Il est nécessaire de rappeler à quel point les politiques d’assimilation et d’affranchissement, comprenant également le système des écoles résidentielles, ont été dévastatrices pour les habitants de ces terres. Lorsque les colons européens y sont arrivés pour la première fois, il y avait cette grande opportunité de développer une rencontre fructueuse entre les cultures, les traditions et la spiritualité. Mais dans une large mesure, cela ne s’est pas produit. Et vos récits me reviennent à l’esprit : comment les politiques d’assimilation ont fini par marginaliser systématiquement les peuples autochtones; de même comment, à travers le système des écoles résidentielles, vos langues et vos cultures ont été dénigrées et supprimées; et comment les enfants ont subi des abus physiques et verbaux, psychologiques et spirituels; comment ils ont été éloignés de chez eux quand ils étaient petits et combien cela a marqué de manière indélébile la relation entre parents et enfants, grands-parents et petits-enfants.

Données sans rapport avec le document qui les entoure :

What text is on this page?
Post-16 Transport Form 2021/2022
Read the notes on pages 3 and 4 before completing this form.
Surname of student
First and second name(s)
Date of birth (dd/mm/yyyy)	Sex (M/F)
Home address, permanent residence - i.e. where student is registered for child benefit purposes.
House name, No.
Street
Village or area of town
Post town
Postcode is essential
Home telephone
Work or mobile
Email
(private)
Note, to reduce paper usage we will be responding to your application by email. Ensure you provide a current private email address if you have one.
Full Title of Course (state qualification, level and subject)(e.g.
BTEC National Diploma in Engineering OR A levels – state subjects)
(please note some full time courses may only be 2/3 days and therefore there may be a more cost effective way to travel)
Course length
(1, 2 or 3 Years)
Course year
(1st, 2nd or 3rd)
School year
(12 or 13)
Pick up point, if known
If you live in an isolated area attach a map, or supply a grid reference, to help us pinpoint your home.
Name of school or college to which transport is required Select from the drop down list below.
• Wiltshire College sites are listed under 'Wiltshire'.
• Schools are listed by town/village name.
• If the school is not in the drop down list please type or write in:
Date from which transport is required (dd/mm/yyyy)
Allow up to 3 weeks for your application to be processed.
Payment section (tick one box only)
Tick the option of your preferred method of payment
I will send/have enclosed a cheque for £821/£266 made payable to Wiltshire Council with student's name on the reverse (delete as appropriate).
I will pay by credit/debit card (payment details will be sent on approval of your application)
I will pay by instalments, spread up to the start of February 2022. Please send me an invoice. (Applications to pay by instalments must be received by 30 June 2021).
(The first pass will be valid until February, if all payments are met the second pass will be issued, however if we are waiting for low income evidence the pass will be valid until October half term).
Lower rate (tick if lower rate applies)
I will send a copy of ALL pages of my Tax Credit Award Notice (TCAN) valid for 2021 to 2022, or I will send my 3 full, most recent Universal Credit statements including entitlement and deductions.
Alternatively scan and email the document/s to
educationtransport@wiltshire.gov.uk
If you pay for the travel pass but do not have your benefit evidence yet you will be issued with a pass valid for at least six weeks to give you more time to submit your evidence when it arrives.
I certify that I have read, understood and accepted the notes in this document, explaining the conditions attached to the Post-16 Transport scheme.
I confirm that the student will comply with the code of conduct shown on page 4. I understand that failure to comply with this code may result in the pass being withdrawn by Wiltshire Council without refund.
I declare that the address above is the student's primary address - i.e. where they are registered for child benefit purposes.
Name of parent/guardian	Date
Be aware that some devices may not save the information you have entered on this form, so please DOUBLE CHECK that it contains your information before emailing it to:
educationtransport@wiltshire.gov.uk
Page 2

Je vous remercie de m’avoir fait entrer au cœur de tout cela, d’avoir extrait les lourds fardeaux que vous portez en vous, d’avoir partagé avec moi ce souvenir poignant. Aujourd’hui, je suis ici, sur une terre qui porte, conjointement à une mémoire ancestrale, les cicatrices de blessures encore ouvertes. Je suis ici parce que la première étape de ce pèlerinage pénitentiel au milieu de vous est celle de renouveler la demande de pardon et de vous dire, de tout mon cœur, que je suis profondément affligé: je demande pardon pour la manière dont, malheureusement, de nombreux chrétiens ont soutenu la mentalité colonisatrice des puissances qui ont opprimé les peuples autochtones. Je suis affligé. Je demande pardon, en particulier, pour la manière dont de nombreux membres de l’Eglise et des communautés religieuses ont coopéré, même à travers l’indifférence, à ces projets de destruction culturelle et d’assimilation forcée des gouvernements de l’époque, qui ont abouti au système des écoles résidentielles.
Bien que la charité chrétienne ait été présente et qu’il y ait eu de nombreux cas exemplaires de dévouement envers les enfants, les conséquences générales des politiques liées aux écoles résidentielles ont été catastrophiques. Ce que la foi chrétienne nous dit, c’est qu’il s’agissait d’une erreur dévastatrice, incompatible avec l’Evangile de Jésus Christ. Il est douloureux de savoir que ce socle solide de valeurs, de langue et de culture, qui a donné à vos peuples un authentique sens d’identité, a été érodé, et que vous continuez à en subir les conséquences. Face à ce mal qui indigne, l’Eglise s’agenouille devant Dieu et implore le pardon des péchés de ses enfants (cf. Saint Jean-Paul ii, Bulle Incarnationis mysterium [29 novembre 1998], n. 11: AAS 91 [1999], p. 140). Je voudrais le répéter avec honte et clarté: je demande humblement pardon pour le mal commis par de nombreux chrétiens contre les peuples autochtones.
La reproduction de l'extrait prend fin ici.